Joly de Fleury responded to this emergency by asking the Paris Parlement to vote to refer the question of inoculation to the Faculties of Medicine and Theology at the Sorbonne. In June 1763 the Parlement ordered that no further inoculations take place in Paris until the Faculties had rendered their judgement on the matter. Inoculations were allowed to continue outside the city, and those already inoculated were required to maintain quarantine for six weeks.

This apparently pragmatic approach quickly foundered as the physicians could not agree and published rival reports. This started a war of polemics between proponents and opponents of the practice, which effectively became a proxy for the continued struggle between the philosophes and the clerical conservatives. Joly de Fleury was the object of much mockery and abuse during these exchanges. In particular, Joly de Fleury's efforts made him the target of one of Voltaire's satirical pamphlets, or facéties. Not only did Voltaire hate him for his opposition to the philosophes, but he was also in favour of inoculation.

==The Lally Tollendal affair==
Joly de Fleury was also involved in one of the longest-running and most acrimonious legal disputes in late eighteenth century France, the Lally-Tollendal case.

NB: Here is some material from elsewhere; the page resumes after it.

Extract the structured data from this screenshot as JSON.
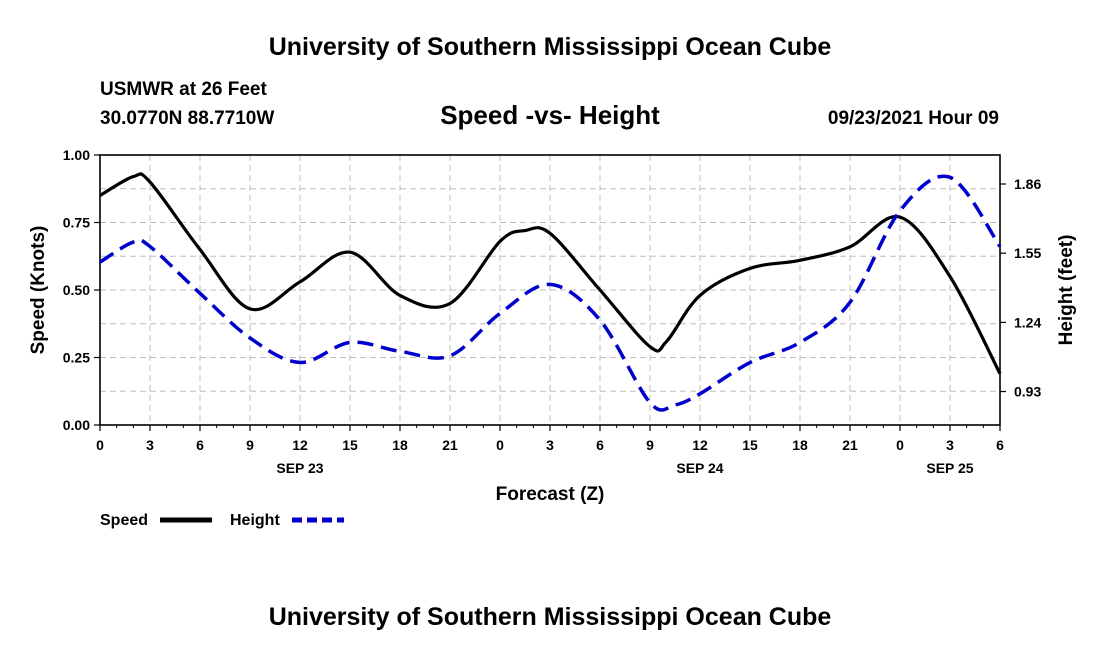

Lally Tollendal was a French commander in India. Defeated by the British, he was taken as a prisoner of war to England. He was falsely accused of treason, and returned to France to clear his name. Joly de Fleury brought formal charges against him, but when his trial began in 1764, Lally Tollendal had not received any documentation of the charges, and was not allowed a defence lawyer. Throughout the trial, which lasted for two years, Lally Tollendal fought against Joly de Fleury's charges but on 6 May 1766 he was convicted and sentenced to death. On learning of his execution Voltaire began to campaign for his posthumous rehabilitation, which was obtained from Louis XVI in 1778. The case was considered to be one of the great miscarriages of justice in ancien regime France.